In the mid-1980s, Kang suffered from pancreatic cancer, which further affected his career. He sought treatment in the United States and partly recovered in 1985. He served as State Councilor until April 1988 and was a member of the Central Advisory Commission from 1987 to 1992. He was also a member of the 11th and 12th Central Committees of the CCP.

Kang died in Beijing on 21 April 1995, one day after his 80th birthday.

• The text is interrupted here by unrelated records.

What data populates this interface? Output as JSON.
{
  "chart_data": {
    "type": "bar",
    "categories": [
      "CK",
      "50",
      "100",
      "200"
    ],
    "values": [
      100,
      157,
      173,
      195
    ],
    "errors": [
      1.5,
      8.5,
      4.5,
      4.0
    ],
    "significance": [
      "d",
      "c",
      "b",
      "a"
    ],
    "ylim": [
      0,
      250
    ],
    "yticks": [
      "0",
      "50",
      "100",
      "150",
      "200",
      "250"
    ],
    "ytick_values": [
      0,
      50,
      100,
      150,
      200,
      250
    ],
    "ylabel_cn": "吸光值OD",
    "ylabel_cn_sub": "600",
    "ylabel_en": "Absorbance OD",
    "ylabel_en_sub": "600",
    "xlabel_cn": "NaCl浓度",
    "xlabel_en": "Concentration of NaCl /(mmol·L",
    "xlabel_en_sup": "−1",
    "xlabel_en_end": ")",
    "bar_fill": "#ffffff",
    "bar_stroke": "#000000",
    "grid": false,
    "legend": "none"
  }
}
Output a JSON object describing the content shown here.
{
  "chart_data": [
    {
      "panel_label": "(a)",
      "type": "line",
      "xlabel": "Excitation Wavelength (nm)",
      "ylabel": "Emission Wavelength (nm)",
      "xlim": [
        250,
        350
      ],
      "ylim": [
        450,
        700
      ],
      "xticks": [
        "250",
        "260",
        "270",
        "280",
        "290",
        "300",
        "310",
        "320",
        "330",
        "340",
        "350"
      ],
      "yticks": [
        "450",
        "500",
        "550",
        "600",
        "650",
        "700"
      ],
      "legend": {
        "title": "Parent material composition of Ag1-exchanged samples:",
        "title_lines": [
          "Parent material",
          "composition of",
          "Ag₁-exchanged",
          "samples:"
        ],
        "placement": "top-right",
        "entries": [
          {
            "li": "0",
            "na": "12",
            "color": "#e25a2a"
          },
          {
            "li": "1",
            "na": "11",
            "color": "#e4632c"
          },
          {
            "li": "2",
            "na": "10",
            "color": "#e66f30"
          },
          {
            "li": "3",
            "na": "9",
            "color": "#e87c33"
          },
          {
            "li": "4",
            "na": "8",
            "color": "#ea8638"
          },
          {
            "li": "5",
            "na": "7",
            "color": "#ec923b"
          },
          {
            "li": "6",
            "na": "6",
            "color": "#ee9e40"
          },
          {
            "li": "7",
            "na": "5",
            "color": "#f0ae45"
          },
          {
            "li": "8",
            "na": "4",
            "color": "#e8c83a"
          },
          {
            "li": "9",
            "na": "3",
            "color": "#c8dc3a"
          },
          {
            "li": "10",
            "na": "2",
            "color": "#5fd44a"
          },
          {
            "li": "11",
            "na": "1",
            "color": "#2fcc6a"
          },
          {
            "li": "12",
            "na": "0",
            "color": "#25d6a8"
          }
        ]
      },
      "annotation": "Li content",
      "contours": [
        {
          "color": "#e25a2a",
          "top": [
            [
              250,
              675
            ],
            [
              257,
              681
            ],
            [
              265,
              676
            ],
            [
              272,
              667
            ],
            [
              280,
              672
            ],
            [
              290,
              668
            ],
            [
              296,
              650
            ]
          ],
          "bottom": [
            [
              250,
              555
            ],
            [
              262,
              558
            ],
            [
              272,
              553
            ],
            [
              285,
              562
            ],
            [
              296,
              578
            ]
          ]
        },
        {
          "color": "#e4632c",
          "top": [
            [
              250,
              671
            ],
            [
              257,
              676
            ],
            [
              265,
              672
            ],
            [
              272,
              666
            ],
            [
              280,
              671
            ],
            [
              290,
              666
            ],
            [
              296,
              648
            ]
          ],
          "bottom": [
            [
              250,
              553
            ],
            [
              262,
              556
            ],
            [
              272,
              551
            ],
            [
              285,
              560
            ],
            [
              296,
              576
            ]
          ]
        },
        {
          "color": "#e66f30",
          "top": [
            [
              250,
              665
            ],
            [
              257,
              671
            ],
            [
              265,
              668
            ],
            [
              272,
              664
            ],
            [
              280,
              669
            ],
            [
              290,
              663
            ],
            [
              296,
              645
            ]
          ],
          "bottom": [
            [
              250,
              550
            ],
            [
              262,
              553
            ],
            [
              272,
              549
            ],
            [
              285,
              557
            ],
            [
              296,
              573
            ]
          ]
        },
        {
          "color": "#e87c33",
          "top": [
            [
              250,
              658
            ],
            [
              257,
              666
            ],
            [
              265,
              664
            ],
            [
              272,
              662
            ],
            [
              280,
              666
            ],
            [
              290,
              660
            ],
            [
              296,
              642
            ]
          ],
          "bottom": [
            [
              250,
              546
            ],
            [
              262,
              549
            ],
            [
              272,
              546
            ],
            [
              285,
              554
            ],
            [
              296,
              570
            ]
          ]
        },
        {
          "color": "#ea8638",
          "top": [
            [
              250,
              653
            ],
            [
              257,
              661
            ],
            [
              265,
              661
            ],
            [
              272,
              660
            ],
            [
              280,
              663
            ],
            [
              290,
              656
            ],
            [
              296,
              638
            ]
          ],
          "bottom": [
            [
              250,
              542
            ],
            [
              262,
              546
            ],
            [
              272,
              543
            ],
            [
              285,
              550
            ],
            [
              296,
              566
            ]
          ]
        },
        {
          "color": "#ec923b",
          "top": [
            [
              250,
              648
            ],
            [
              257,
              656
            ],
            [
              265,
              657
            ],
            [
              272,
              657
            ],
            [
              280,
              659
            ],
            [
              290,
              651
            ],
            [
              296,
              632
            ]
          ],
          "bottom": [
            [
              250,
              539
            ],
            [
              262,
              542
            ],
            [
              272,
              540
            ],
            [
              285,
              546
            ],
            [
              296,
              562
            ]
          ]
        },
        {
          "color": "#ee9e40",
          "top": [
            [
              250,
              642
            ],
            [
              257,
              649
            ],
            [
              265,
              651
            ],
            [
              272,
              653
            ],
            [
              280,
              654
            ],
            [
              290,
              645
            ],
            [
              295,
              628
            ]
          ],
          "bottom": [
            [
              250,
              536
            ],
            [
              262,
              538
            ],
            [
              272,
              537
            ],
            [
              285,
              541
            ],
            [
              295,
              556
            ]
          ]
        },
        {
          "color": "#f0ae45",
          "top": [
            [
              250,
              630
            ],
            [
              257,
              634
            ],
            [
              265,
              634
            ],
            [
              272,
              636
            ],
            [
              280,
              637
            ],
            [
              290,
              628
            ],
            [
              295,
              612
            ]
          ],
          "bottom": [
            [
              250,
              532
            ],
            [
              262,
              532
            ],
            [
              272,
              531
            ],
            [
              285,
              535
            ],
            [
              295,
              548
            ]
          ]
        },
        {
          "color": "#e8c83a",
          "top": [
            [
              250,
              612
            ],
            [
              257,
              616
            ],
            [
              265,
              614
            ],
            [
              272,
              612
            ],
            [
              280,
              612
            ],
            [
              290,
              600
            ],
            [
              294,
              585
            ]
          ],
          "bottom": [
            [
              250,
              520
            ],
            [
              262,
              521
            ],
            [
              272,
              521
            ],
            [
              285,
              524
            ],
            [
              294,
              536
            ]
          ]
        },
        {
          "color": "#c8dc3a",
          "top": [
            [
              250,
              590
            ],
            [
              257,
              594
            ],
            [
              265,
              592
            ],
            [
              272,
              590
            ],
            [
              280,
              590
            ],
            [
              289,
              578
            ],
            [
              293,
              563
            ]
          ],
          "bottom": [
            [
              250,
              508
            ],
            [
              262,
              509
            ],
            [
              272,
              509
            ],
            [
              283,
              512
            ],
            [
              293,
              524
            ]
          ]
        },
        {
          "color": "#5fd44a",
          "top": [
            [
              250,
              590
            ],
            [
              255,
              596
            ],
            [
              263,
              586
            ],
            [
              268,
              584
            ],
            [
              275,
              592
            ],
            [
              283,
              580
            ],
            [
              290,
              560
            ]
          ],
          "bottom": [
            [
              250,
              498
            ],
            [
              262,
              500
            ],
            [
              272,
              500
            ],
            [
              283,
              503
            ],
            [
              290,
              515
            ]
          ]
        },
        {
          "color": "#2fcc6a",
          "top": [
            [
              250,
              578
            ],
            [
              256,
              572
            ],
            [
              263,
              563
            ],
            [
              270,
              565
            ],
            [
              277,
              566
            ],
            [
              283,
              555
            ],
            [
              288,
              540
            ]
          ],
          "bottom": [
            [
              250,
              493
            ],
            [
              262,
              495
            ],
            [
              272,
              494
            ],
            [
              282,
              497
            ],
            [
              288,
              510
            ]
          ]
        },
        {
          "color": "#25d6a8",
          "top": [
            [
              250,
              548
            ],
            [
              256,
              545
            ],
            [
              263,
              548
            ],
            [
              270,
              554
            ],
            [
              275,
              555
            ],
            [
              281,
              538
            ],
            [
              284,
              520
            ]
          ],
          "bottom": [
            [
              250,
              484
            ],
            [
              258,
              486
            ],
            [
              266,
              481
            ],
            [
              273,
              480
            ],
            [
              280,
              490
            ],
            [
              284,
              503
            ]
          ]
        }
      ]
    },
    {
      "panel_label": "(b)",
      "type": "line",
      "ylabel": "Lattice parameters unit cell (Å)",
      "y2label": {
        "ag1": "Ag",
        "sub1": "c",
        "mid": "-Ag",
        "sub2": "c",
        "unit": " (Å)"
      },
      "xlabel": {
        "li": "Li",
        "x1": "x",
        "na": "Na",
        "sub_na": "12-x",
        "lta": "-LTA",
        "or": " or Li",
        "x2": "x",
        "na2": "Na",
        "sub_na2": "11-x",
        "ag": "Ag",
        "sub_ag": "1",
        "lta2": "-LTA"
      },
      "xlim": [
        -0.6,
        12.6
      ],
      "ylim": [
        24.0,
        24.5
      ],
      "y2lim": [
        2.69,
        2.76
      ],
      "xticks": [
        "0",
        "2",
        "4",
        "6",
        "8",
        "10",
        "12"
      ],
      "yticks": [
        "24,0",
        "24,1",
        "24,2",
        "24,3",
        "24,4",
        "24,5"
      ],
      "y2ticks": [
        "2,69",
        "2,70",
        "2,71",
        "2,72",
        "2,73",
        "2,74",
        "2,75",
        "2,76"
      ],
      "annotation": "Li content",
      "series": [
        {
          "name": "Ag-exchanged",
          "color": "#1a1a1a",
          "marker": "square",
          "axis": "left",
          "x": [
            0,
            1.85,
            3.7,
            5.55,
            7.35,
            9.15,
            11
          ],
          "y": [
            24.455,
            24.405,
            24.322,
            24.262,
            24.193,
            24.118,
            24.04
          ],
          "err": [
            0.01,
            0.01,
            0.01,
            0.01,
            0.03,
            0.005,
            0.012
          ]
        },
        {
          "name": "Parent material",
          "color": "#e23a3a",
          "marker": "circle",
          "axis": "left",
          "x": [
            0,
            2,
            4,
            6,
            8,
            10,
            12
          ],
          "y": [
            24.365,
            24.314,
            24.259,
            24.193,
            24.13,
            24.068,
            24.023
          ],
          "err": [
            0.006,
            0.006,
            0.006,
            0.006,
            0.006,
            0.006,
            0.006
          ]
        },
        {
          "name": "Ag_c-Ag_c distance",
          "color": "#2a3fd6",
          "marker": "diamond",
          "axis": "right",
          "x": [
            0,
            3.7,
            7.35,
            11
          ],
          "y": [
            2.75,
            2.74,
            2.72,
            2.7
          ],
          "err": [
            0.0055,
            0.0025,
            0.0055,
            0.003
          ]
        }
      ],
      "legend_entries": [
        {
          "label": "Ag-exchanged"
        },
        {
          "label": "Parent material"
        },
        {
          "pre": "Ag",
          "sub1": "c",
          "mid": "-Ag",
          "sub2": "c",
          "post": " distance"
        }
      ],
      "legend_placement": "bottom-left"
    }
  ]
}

==Patronage of Zhu Rongji==
Kang Shi'en was responsible for the quick rise of Zhu Rongji, a fellow Tsinghua alumnus who later became mayor of Shanghai under Deng Xiaoping and Premier of China under Jiang Zemin. After Zhu's post-Cultural Revolution political rehabilitation in 1979, Kang appointed Zhu as a deputy bureau chief in the Ministry of Petroleum. Zhu was later promoted to vice director of the State Economic Commission, which Kang headed.